Lets assume a die area for a hypothetical iPad Pro/small Mac A14x of 120mm2 (4big4Little8GPU16NPU). That would make roughly 500 dies on a 300mm wafer. Lets assume a good 80% yield (Apple can do as with the A12x and disable functional units to improve yield vs. defects, and use frequency binning to improve yield vs. process variation). That would give us a raw silicon cost of roughly $25 per die. Lets double that to $50 to give ourselves some safe margins. volumes for iPad Pros + small Macs may be, oh, 40 million annually? So if extending the A14 to the A14x cost half a billion USD, thats just over $10 per SoC. Lets call the whole thing $60. So if the BOM previously was $800 and included an intel processor at $300, you have just dropped total BOM to $540. That's a huge difference for those categories of Macs. Of course the cheapest Macs used cheaper intel processors, so savings will be less on the lowest cost items.
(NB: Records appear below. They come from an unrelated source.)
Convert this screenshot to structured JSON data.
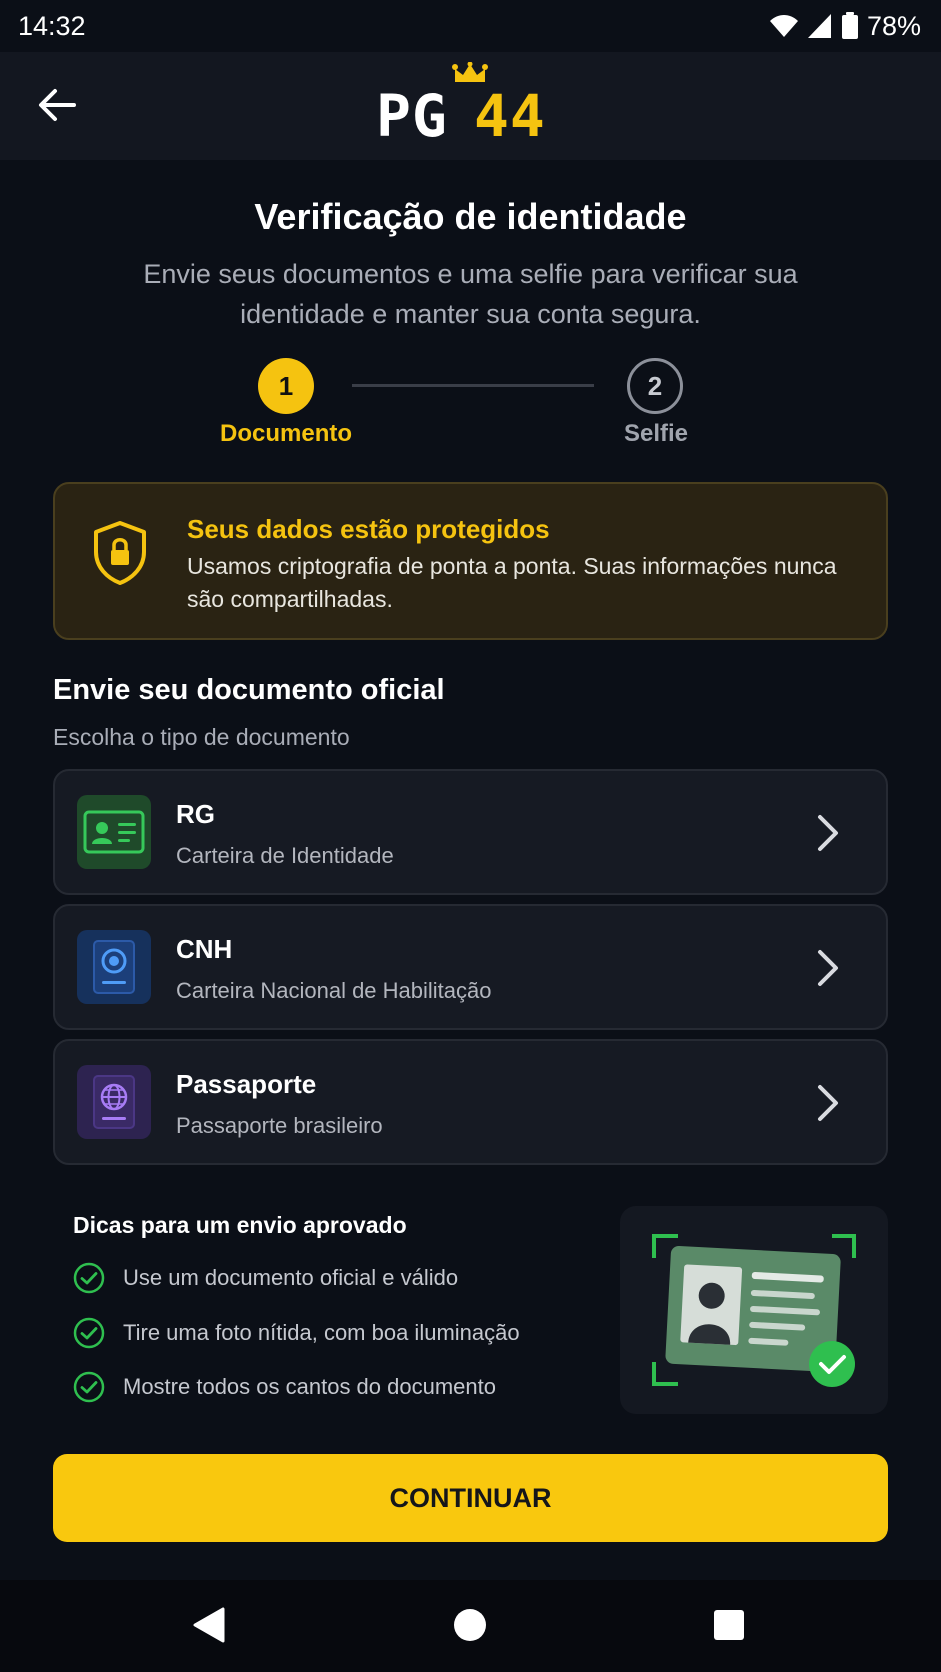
{
  "status_bar": {
    "time": "14:32",
    "battery": "78%"
  },
  "app_bar": {
    "logo_text_left": "PG",
    "logo_text_right": "44"
  },
  "header": {
    "title": "Verificação de identidade",
    "subtitle": "Envie seus documentos e uma selfie para verificar sua identidade e manter sua conta segura."
  },
  "stepper": {
    "steps": [
      {
        "number": "1",
        "label": "Documento",
        "active": true
      },
      {
        "number": "2",
        "label": "Selfie",
        "active": false
      }
    ]
  },
  "notice": {
    "title": "Seus dados estão protegidos",
    "text": "Usamos criptografia de ponta a ponta. Suas informações nunca são compartilhadas."
  },
  "section": {
    "title": "Envie seu documento oficial",
    "subtitle": "Escolha o tipo de documento"
  },
  "documents": [
    {
      "label": "RG",
      "description": "Carteira de Identidade",
      "icon": "id-card-icon",
      "color": "#2fbf4f"
    },
    {
      "label": "CNH",
      "description": "Carteira Nacional de Habilitação",
      "icon": "driver-license-icon",
      "color": "#3f8ef0"
    },
    {
      "label": "Passaporte",
      "description": "Passaporte brasileiro",
      "icon": "passport-icon",
      "color": "#9b6cf0"
    }
  ],
  "tips": {
    "title": "Dicas para um envio aprovado",
    "items": [
      "Use um documento oficial e válido",
      "Tire uma foto nítida, com boa iluminação",
      "Mostre todos os cantos do documento"
    ]
  },
  "continue_button": {
    "label": "CONTINUAR"
  },
  "colors": {
    "accent": "#f5c310",
    "success": "#2fbf4f",
    "background": "#0b0f17"
  }
}
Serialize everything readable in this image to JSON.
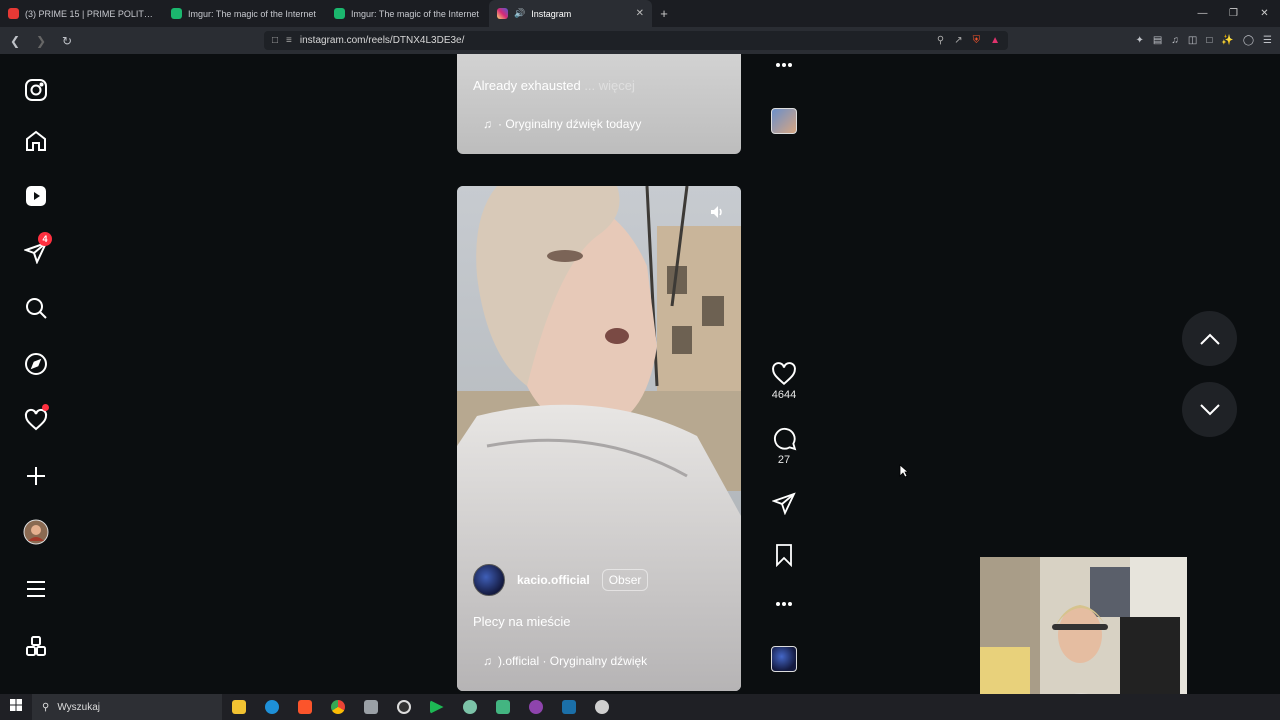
{
  "browser": {
    "tabs": [
      {
        "title": "(3) PRIME 15 | PRIME POLITYK SH",
        "color": "#e53935",
        "active": false
      },
      {
        "title": "Imgur: The magic of the Internet",
        "color": "#1bb76e",
        "active": false
      },
      {
        "title": "Imgur: The magic of the Internet",
        "color": "#1bb76e",
        "active": false
      },
      {
        "title": "Instagram",
        "color": "#d62976",
        "active": true
      }
    ],
    "new_tab": "+",
    "url": "instagram.com/reels/DTNX4L3DE3e/"
  },
  "sidenav": {
    "items": [
      {
        "name": "instagram-logo-icon"
      },
      {
        "name": "home-icon"
      },
      {
        "name": "reels-icon"
      },
      {
        "name": "messages-icon",
        "badge": "4"
      },
      {
        "name": "search-icon"
      },
      {
        "name": "explore-icon"
      },
      {
        "name": "notifications-icon"
      },
      {
        "name": "create-icon"
      },
      {
        "name": "profile-icon"
      },
      {
        "name": "more-menu-icon"
      },
      {
        "name": "apps-icon"
      }
    ]
  },
  "reel_top": {
    "caption": "Already exhausted",
    "more": "... więcej",
    "audio": "· Oryginalny dźwięk  todayy"
  },
  "reel_main": {
    "username": "kacio.official",
    "follow": "Obser",
    "caption": "Plecy na mieście",
    "audio": ").official · Oryginalny dźwięk"
  },
  "actions": {
    "likes": "4644",
    "comments": "27"
  },
  "taskbar": {
    "search_placeholder": "Wyszukaj"
  },
  "colors": {
    "accent_red": "#ff3040",
    "page_bg": "#0b0e10"
  }
}
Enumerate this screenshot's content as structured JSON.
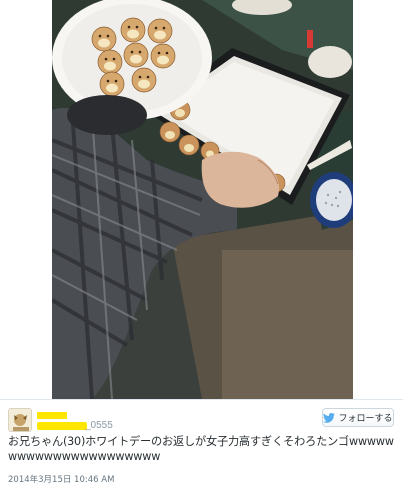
{
  "tweet": {
    "display_name": "",
    "screen_name": "@",
    "screen_name_tail": "_0555",
    "follow_label": "フォローする",
    "text": "お兄ちゃん(30)ホワイトデーのお返しが女子力高すぎくそわろたンゴwwwwwwwwwwwwwwwwwwwwww",
    "timestamp": "2014年3月15日 10:46 AM"
  },
  "colors": {
    "twitter_blue": "#55acee",
    "redaction": "#ffe600",
    "text": "#292f33",
    "muted": "#8899a6"
  },
  "icons": {
    "follow": "twitter-bird-icon"
  }
}
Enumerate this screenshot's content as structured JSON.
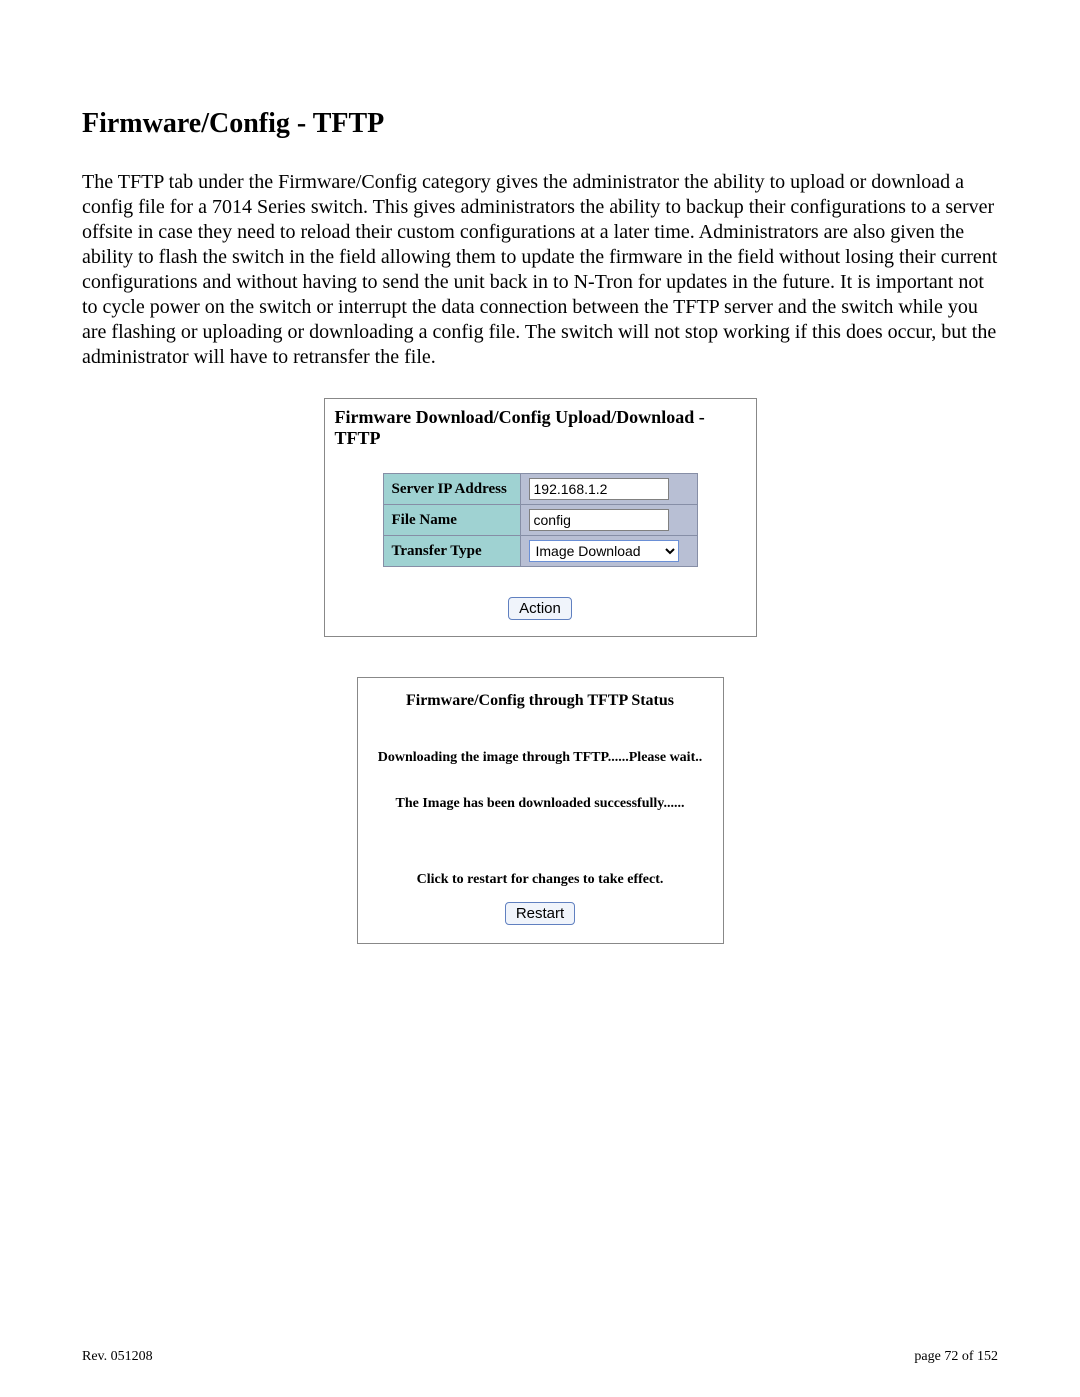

Plug in your own numbers for the processors you are interested in, Intel supplies reasonably accurate pricing information.
Next example is a more ambitious SoC for MacBook Pros and iMacs. Lets assume (8big4Little16GPU32NPU256-bitLPDDR5). Die size roughly 200mm2, giving 300 raw dies per wafer. Greater probability for defects per die, obviously, but also more room to disable individual units to increase yield. For simple numbers, lets put usable dies per wafer at 67%=200dies => $50 per die. Lets increase that to $75 for extra headroom for errors. Now the volumes for such a chip is way less than for the A14x. MBPs+iMacs may sell 5 million annually (?). This is where the fixed costs start to factor in substantially, and where that uncertainty as to design costs starts to be a real bother. Half a billion dollars is quite high for extending the A14x to A14MBP, but lets keep it. If the design is used for two years (10 million units), it would add $50 to the cost per SoC, bringing it up to $125.
However, this should be compared to paying intel $xxx for the CPU, and AMD $yyy for the GPU+dedicated memory.
Even with hefty error bars, this constitutes
major savings on BOM for Apple.
This is all back of the envelope, but there really is no doubt that Apple will save substantially on their Mac silicon budget.